Rebecca Pronsky - Departures & arrivals (Waardering Muziekwereld) ***½
Het kan soms serieus ambetant zijn
als je een stem hoort op een nieuwe plaat en denkt dat dit heel herkenbaar is
want het lijkt op iets dat je al eerder gehoord hebt. Maar op wie of wat? Na
vele beluisteringen ben ik er dan toch uit, denk ik. De hartveroverende, jazzy
stem van de uit Brooklyn, New York, afkomstige Rebecca Pronsky lijkt heel fel op
die van Paula Frazer, de voormalige zangeres van de cultgroep Tarnation. En ook
op die van de Canadese zangeres Neko Case. “Departures & Arrivals” is al de
derde full-cd van deze artieste na “Milestone” uit 2002 en “The Early Hours” uit
2004. Voor ons is het echter een eerste kennismaking en - het dient gezegd - een
heel aangename. Rebecca Pronsky zingt al professioneel sinds haar achtste
levensjaar en ze studeerde stemtechniek bij een New Yorkse rockzanger, die haar
al vroeg op het podium liet staan om haar zangtalent te etaleren. Tijdens haar
jeugdjaren leerde ze gitaar spelen en begon ze ook haar eigen liedjes te
schrijven. Haar universitaire studies waren ook al aan de muziek gewijd door
haar keuze voor ethnomusicologie. Tegelijkertijd verfijnde ze haar
stemkwaliteiten via een studie jazz-stemtechniek. Daarna ging ze aan de slag als
kantoorbediende, maar ze wist al snel dat ze haar toekomst niet daar maar in de
muziek wilde uitbouwen en dat ze doorheen Amerika wilde toeren om op zoveel
mogelijk podia te staan. Haar twee eerdere albums kregen lokaal heel lovende
kritieken en dat stimuleerde haar om onvoorwaardelijk voort te doen op de
ingeslagen weg. Nu draait hier de derde cd “Departures & Arrivals” die ze met
vriendje Rich Bennett en zijn begeleidingsgroep The Textures opnam. Het schijfje
verrast ons zeer positief. De eerste song op de plaat heet “Birds”, een muzikaal
hoogstandje waarin ze vooral haar visitekaartje als zangeres meteen afgeeft.

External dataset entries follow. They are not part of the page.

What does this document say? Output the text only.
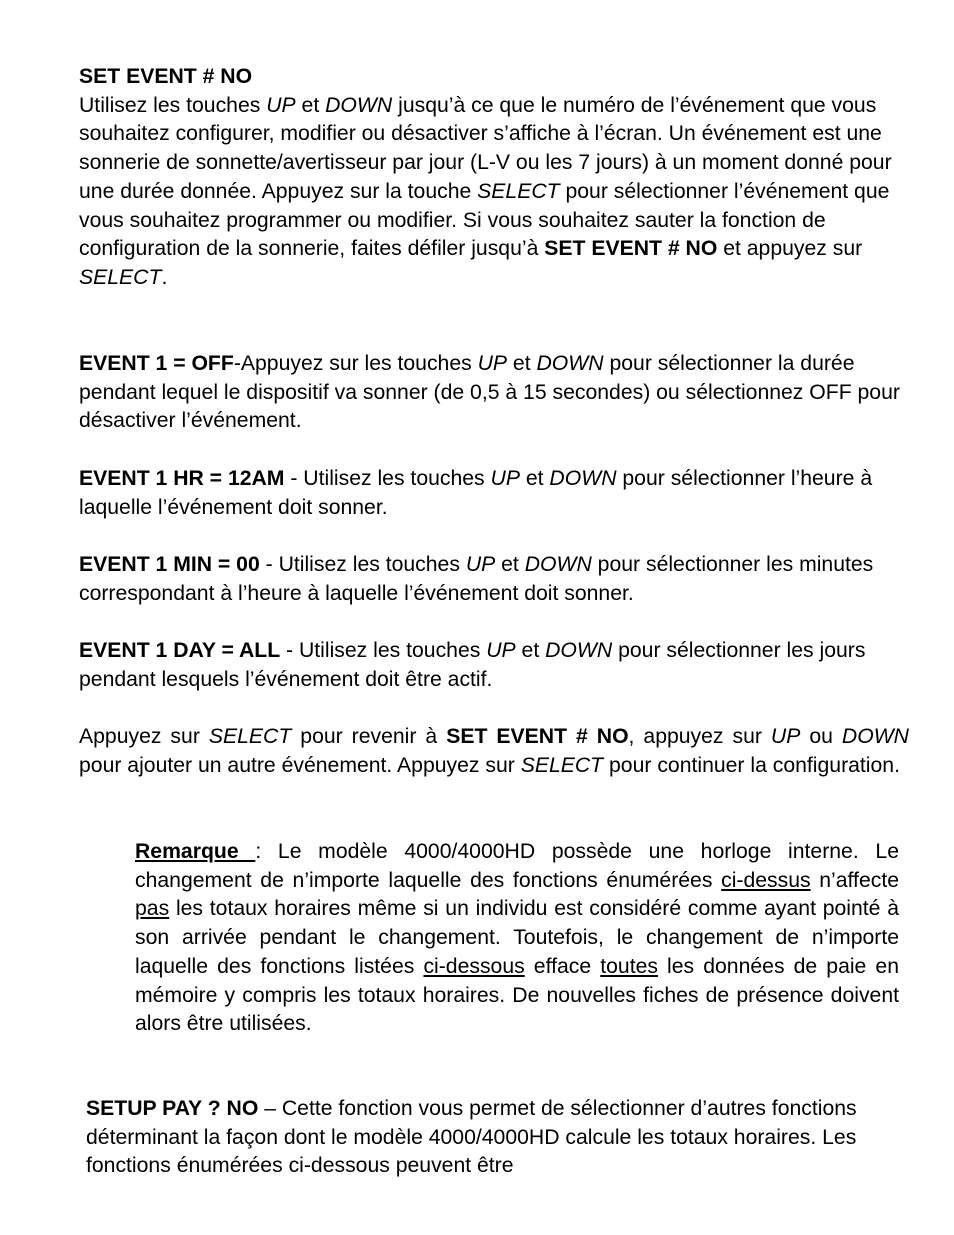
SET EVENT # NO

Utilisez les touches UP et DOWN jusqu’à ce que le numéro de l’événement que vous souhaitez configurer, modifier ou désactiver s’affiche à l’écran. Un événement est une sonnerie de sonnette/avertisseur par jour (L-V ou les 7 jours) à un moment donné pour une durée donnée. Appuyez sur la touche SELECT pour sélectionner l’événement que vous souhaitez programmer ou modifier. Si vous souhaitez sauter la fonction de configuration de la sonnerie, faites défiler jusqu’à SET EVENT # NO et appuyez sur SELECT.

EVENT 1 = OFF-Appuyez sur les touches UP et DOWN pour sélectionner la durée pendant lequel le dispositif va sonner (de 0,5 à 15 secondes) ou sélectionnez OFF pour désactiver l’événement.

EVENT 1 HR = 12AM - Utilisez les touches UP et DOWN pour sélectionner l’heure à laquelle l’événement doit sonner.

EVENT 1 MIN = 00 - Utilisez les touches UP et DOWN pour sélectionner les minutes correspondant à l’heure à laquelle l’événement doit sonner.

EVENT 1 DAY = ALL - Utilisez les touches UP et DOWN pour sélectionner les jours pendant lesquels l’événement doit être actif.

Appuyez sur SELECT pour revenir à SET EVENT # NO, appuyez sur UP ou DOWN pour ajouter un autre événement. Appuyez sur SELECT pour continuer la configuration.

Remarque : Le modèle 4000/4000HD possède une horloge interne. Le changement de n’importe laquelle des fonctions énumérées ci-dessus n’affecte pas les totaux horaires même si un individu est considéré comme ayant pointé à son arrivée pendant le changement. Toutefois, le changement de n’importe laquelle des fonctions listées ci-dessous efface toutes les données de paie en mémoire y compris les totaux horaires. De nouvelles fiches de présence doivent alors être utilisées.

SETUP PAY ? NO – Cette fonction vous permet de sélectionner d’autres fonctions déterminant la façon dont le modèle 4000/4000HD calcule les totaux horaires. Les fonctions énumérées ci-dessous peuvent être
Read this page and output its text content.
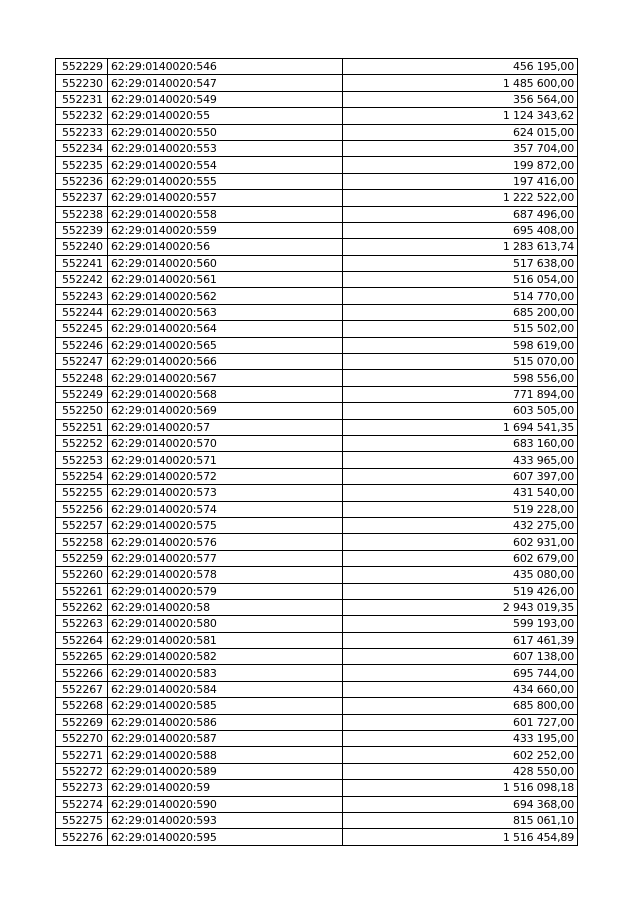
552229	62:29:0140020:546	456 195,00
552230	62:29:0140020:547	1 485 600,00
552231	62:29:0140020:549	356 564,00
552232	62:29:0140020:55	1 124 343,62
552233	62:29:0140020:550	624 015,00
552234	62:29:0140020:553	357 704,00
552235	62:29:0140020:554	199 872,00
552236	62:29:0140020:555	197 416,00
552237	62:29:0140020:557	1 222 522,00
552238	62:29:0140020:558	687 496,00
552239	62:29:0140020:559	695 408,00
552240	62:29:0140020:56	1 283 613,74
552241	62:29:0140020:560	517 638,00
552242	62:29:0140020:561	516 054,00
552243	62:29:0140020:562	514 770,00
552244	62:29:0140020:563	685 200,00
552245	62:29:0140020:564	515 502,00
552246	62:29:0140020:565	598 619,00
552247	62:29:0140020:566	515 070,00
552248	62:29:0140020:567	598 556,00
552249	62:29:0140020:568	771 894,00
552250	62:29:0140020:569	603 505,00
552251	62:29:0140020:57	1 694 541,35
552252	62:29:0140020:570	683 160,00
552253	62:29:0140020:571	433 965,00
552254	62:29:0140020:572	607 397,00
552255	62:29:0140020:573	431 540,00
552256	62:29:0140020:574	519 228,00
552257	62:29:0140020:575	432 275,00
552258	62:29:0140020:576	602 931,00
552259	62:29:0140020:577	602 679,00
552260	62:29:0140020:578	435 080,00
552261	62:29:0140020:579	519 426,00
552262	62:29:0140020:58	2 943 019,35
552263	62:29:0140020:580	599 193,00
552264	62:29:0140020:581	617 461,39
552265	62:29:0140020:582	607 138,00
552266	62:29:0140020:583	695 744,00
552267	62:29:0140020:584	434 660,00
552268	62:29:0140020:585	685 800,00
552269	62:29:0140020:586	601 727,00
552270	62:29:0140020:587	433 195,00
552271	62:29:0140020:588	602 252,00
552272	62:29:0140020:589	428 550,00
552273	62:29:0140020:59	1 516 098,18
552274	62:29:0140020:590	694 368,00
552275	62:29:0140020:593	815 061,10
552276	62:29:0140020:595	1 516 454,89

Een
erg catchy gitaarriff en een vlotte melodie die blijft hangen, zelfs nog als je
enkele uren later ergens iets heel anders aan het doen bent. “New Haven” leunt
meer aan bij jazzy laidback en “Million Days” stuwt voort op een rockende drum-
en gitaarbeat. Maar dan toont Rebecca Pronsky ons van haar allersterkste kant in
de twee volgende songs. Sterke ballads met uitstekend vocaal werk en met een
hoogstaand tekstueel verhaal. Het jazzy “Oscar Song” verhaalt op filmische wijze
over haar relatie en de beeldspraak beschrijft hoe ze een Oscarbeeldje uitreikt
voor de liefde en de vriendschap die ze mag ervaren van haar geliefde. In het
tragische en melodramatische “Digging Graves” hoor ik zangwerk zoals dat meestal
gebracht wordt door The Innocence Mission en door Neko Case. Met “Departures &
Arrivals” slaagt Rebecca Pronsky er wonderwel in een brug te bouwen tussen folk,
country, jazz, Americana en indie popmuziek. Een grote verdienste, zonder meer.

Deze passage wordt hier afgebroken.